When the Blackhole exploit kit went away after the arrest of its alleged creator and maintainer Paunch, there were questions about which kit would rise up as its successor.
It seems that the Angler exploit kit has ascended to the throne.
The most definitive evidence seems to be the constant updating of the kit with a bevy of zero-day exploits for Adobe Flash Player. Researchers at Cisco’s Talos group today published a report on the most recent Angler Flash zero day (CVE-2015-0311) discovered in the kit by French researcher Kafeine.
Cisco’s Nick Biasini said 1,800 domains have been compromised by this exploit, and have been used by five IP addresses: 220.127.116.11, 18.104.22.168, 22.214.171.124, 126.96.36.199, and 188.8.131.52.
“These domains are associated with the landing page and exploits,” Biasini said. “None of the actual root domains appear to be compromised and are legitimately registered to owners.”
The latest Angler/Flash campaign hit its peak Jan. 28 and 29 with almost 1,400 infections over that 48-hour period before tapering off two days later.
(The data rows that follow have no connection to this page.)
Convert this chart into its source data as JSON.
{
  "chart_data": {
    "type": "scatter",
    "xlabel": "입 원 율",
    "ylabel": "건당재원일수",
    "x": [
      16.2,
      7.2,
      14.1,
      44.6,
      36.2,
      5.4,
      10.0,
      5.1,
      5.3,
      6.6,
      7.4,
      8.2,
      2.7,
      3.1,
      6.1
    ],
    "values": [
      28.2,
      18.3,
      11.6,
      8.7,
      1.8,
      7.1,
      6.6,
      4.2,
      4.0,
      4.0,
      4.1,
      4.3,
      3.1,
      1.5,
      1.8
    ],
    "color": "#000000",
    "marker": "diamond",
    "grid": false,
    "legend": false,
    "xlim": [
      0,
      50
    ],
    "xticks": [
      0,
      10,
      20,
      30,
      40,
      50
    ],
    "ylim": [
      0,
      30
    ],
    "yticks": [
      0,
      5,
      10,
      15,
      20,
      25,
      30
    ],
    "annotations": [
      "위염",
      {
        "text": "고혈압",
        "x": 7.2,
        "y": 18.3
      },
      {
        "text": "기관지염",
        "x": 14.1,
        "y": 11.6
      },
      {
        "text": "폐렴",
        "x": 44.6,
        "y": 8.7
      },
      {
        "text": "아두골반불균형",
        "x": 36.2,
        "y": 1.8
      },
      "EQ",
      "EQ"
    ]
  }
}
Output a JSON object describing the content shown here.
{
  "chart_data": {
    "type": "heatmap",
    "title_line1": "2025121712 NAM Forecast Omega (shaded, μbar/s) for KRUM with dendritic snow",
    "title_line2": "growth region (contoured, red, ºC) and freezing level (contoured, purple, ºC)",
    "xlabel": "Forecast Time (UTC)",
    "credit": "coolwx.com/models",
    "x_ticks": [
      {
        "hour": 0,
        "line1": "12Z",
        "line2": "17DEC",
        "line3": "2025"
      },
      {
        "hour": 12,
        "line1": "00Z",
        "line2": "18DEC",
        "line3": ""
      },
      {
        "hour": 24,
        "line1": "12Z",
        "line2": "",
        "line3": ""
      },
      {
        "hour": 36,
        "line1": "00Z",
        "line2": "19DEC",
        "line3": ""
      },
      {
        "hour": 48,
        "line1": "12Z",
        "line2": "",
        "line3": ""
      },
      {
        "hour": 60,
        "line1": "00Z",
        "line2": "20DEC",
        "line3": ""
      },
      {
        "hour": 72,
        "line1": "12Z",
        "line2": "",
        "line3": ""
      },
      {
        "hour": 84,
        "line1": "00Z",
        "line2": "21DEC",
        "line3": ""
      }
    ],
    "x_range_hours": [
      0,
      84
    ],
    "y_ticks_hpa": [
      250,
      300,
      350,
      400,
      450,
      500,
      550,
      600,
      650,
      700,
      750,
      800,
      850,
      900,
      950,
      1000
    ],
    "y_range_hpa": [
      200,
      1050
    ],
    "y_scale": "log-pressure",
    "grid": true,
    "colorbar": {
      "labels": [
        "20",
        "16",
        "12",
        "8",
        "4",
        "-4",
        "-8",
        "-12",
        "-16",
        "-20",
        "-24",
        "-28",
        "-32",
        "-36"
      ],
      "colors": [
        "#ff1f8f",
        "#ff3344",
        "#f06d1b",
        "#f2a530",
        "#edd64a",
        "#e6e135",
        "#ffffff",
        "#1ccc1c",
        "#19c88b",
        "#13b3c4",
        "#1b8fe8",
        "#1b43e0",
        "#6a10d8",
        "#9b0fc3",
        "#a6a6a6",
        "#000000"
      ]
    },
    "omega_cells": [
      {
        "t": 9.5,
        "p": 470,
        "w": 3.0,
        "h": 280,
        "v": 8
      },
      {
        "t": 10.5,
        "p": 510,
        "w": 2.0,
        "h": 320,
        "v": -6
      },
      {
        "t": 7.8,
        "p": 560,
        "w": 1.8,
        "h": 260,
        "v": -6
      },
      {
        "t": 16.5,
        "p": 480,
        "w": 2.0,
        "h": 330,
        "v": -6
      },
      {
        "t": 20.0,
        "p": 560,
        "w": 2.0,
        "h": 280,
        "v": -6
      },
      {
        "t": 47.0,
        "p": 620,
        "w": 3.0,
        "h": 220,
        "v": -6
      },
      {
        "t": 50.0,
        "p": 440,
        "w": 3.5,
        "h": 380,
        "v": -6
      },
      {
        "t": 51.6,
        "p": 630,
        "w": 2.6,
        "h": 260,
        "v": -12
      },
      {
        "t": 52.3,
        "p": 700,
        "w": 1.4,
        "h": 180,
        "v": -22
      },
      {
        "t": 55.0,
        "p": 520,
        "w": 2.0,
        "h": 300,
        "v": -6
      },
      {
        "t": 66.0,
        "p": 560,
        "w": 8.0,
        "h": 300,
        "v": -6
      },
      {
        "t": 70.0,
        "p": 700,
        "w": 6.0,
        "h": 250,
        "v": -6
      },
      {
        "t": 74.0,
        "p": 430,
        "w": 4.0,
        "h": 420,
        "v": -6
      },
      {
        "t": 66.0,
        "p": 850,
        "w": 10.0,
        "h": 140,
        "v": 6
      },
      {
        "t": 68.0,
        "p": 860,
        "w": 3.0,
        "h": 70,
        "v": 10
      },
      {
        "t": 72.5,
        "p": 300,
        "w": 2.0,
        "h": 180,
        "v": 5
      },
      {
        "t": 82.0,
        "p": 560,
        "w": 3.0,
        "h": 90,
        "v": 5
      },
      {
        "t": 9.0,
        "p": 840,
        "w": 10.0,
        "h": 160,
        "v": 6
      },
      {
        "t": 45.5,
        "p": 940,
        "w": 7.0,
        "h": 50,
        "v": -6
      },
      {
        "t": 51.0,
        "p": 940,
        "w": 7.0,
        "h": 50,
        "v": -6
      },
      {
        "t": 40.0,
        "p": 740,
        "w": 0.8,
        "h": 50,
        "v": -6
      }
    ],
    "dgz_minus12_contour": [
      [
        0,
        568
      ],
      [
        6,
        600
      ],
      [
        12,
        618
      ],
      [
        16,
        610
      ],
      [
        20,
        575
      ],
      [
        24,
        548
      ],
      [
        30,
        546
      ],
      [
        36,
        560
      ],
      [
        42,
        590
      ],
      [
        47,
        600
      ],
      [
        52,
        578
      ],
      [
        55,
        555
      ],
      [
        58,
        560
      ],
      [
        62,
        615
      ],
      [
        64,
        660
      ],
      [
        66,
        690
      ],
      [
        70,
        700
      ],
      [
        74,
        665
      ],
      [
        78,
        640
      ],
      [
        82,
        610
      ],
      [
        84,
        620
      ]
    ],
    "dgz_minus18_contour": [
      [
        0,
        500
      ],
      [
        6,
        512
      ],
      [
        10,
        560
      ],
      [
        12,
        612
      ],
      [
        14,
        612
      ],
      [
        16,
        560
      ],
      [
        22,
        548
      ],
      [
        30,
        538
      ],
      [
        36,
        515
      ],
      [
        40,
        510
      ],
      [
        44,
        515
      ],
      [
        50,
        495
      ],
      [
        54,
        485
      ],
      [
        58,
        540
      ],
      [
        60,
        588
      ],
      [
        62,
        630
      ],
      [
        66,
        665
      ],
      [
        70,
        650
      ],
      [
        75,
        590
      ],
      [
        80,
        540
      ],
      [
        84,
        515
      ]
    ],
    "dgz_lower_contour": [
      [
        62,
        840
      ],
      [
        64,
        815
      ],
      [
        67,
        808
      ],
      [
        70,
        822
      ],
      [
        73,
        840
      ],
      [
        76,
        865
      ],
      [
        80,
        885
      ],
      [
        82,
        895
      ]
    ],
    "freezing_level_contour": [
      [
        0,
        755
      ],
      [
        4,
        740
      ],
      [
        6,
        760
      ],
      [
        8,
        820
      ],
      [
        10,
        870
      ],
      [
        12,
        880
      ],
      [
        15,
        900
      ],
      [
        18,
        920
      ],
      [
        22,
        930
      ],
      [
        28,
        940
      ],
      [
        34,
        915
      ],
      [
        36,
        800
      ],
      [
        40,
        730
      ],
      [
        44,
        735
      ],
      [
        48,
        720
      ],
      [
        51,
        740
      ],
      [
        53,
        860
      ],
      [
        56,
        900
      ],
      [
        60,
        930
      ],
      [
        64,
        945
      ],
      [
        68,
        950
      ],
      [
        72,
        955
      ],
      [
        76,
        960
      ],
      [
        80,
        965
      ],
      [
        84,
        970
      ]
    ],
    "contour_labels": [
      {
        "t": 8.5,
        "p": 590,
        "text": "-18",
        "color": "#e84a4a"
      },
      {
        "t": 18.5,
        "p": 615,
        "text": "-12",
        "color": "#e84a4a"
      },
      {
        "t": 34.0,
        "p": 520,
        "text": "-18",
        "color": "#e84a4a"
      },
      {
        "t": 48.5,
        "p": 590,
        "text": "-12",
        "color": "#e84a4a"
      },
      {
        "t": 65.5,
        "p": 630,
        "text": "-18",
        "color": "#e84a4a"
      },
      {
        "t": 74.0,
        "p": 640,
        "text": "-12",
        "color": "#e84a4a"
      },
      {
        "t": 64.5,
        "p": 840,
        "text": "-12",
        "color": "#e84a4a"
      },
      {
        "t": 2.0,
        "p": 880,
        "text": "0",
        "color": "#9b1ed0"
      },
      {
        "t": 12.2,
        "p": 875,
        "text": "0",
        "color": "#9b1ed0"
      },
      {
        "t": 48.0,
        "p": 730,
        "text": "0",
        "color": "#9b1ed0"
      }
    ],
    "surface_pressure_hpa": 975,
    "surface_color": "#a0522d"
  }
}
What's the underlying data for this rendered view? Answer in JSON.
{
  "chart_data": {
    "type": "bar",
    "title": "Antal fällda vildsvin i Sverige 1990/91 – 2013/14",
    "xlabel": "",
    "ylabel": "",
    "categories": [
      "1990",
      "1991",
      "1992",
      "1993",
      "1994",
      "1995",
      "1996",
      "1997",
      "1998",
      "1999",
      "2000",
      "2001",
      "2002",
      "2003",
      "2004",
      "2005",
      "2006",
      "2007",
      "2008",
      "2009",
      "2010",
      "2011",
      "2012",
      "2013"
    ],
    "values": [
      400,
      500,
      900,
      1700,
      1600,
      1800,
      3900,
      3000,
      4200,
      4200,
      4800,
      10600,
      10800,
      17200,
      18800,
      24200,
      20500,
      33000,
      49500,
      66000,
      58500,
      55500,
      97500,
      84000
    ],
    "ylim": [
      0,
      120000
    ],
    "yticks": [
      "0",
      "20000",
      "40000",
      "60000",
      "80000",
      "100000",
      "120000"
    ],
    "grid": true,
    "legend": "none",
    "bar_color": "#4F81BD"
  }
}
“There are enough of these domains that some of them are only seen once before being abandoned. The majority of the compromised domains are registered through GoDaddy and it appears that 50+ accounts have been compromised,” he said. “Many of these accounts control multiple domains with some controlling 45+ unique domains.”
Cisco published a small sample of sub-domains involved in these attacks that were registered to one domain, all of them resolving to one IP address, Biasini said. Another set of subdomains, he said, act as the initial redirection page. The attackers are using malicious online advertisements to serve the exploits, with those pointing to compromised subdomains. Those sites redirect to another subdomain that serves up a landing page and either Flash or Microsoft Silverlight exploits, also included in the Angler kit.
Most of the hashes have low detection rates, Cisco said.
The latest Angler/Flash campaign hit its peak Jan. 28 and 29 with almost 1,400 infections over that 48-hour period. via @ThreatpostTweet
“This is another example of how Angler Exploit Kit continues to differentiate itself. It changes and evolves on a constant basis producing new variation on the existing exploits as well as providing enough customization on the recent vulnerability (CVE-2015-0311) to effectively avoid reliable detection,” Biasini said. “If the first month of 2015 is any indication, the Angler Exploit Kit could have a big year.”
Kafeine spotted the Flash zero day exploit code in Angler on Jan. 20, and it was installing click-fraud malware known as Bedep, also installed by older versions of Angler. Further analysis by researchers at Websense revealed that the zero-day exploit could inject malicious payloads into users’ browsers. The exploit code was hidden among several layers of obfuscation in order to keep it from being detected.
Adobe released a patch for customers who had enabled auto-update for Flash on the desktop on Jan. 24 before releasing an out-of-band patch two days later. On Monday, another unrelated Flash zero day, the third in two weeks was patched in another emergency update.